Выбрать главу

Странно было видеть такой короткий, выцветший номер – 13 – теперь, когда счет собранным миксам шёл на тысячи.

Сам не зная почему, Валерик толкнул коробок указательным пальцем, и тот укатился под бок к ноуту.

Лера переехала в эту тесную двухкомнатную квартиру, когда ей было девять.

Валерик сидел за рабочим столом, смотрел на сгустившуюся за окном зимнюю плотную тьму и считал, считал даже по пальцам, чтобы не ошибиться. Выпавший коробок с образцом arciria obvelata лег ему на ладонь и представился маленьким кусочком памяти.
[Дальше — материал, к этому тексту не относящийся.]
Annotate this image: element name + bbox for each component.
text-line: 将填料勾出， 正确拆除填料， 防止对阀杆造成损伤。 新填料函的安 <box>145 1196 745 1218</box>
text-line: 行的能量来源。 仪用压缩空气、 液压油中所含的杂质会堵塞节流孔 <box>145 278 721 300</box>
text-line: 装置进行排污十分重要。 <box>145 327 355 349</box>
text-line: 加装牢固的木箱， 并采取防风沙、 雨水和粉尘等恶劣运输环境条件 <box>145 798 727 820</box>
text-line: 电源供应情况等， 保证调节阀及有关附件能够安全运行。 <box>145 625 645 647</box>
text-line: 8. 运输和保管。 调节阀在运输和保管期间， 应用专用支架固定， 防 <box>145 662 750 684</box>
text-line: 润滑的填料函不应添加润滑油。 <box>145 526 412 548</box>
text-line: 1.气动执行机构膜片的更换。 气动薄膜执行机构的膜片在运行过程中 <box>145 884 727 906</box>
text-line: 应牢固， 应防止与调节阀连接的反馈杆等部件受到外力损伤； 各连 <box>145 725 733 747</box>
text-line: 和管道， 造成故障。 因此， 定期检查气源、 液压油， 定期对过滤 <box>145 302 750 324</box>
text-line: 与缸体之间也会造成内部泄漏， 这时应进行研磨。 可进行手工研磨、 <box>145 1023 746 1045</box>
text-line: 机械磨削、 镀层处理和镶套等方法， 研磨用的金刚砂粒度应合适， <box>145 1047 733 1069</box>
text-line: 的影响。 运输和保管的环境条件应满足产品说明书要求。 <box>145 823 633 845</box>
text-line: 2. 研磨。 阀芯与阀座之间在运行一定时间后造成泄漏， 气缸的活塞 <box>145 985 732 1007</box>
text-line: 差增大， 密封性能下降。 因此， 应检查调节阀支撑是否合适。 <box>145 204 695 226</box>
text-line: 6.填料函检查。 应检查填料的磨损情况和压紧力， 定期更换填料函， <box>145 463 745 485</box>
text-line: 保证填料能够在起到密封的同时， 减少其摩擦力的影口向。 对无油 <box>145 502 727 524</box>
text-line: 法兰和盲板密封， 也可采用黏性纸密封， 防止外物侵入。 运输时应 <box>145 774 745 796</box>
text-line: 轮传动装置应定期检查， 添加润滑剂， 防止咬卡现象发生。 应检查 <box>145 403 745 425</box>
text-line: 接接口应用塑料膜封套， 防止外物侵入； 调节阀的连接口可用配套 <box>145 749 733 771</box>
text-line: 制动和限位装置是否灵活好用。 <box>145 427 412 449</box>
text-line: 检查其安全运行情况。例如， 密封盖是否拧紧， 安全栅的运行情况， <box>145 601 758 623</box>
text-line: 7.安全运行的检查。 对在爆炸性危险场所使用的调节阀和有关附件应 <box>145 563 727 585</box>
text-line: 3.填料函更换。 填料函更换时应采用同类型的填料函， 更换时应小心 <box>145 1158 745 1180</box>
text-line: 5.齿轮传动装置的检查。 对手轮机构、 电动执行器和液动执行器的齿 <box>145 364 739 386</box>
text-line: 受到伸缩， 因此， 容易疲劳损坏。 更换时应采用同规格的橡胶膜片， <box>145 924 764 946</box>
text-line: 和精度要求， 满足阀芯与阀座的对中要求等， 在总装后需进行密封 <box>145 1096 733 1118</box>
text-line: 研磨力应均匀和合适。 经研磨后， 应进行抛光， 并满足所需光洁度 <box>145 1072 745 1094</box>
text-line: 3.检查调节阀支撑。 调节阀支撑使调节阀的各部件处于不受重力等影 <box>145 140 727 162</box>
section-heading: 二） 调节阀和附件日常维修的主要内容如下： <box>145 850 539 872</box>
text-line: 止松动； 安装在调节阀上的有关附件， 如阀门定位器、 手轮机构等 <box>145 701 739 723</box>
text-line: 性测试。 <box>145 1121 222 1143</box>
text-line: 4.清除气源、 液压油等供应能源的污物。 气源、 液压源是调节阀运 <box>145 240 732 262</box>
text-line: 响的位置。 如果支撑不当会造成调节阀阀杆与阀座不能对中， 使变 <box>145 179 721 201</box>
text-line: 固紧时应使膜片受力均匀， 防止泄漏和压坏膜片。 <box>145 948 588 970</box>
И Валерик отсчитывал годы назад, пытаясь наполнить воображаемый коробок содержимым.

Это было, когда Валерик получил паспорт. Он ещё так гордился: начал гордиться за месяц. А когда надо было идти и заполнять документы, и позже, когда надо было забирать паспорт, он бледнел, его лоб покрывался испариной и сердце начинало бешено стучать. Мать видела, в каком он состоянии, и везде сопровождала сына, а он жутко стеснялся, стыдился и ненавидел себя и ее.

Валерику было четырнадцать в том году, значит, Льву исполнилось пятнадцать. А Лере... Лере было девять. Валерик пересчитал по пальцам: девять.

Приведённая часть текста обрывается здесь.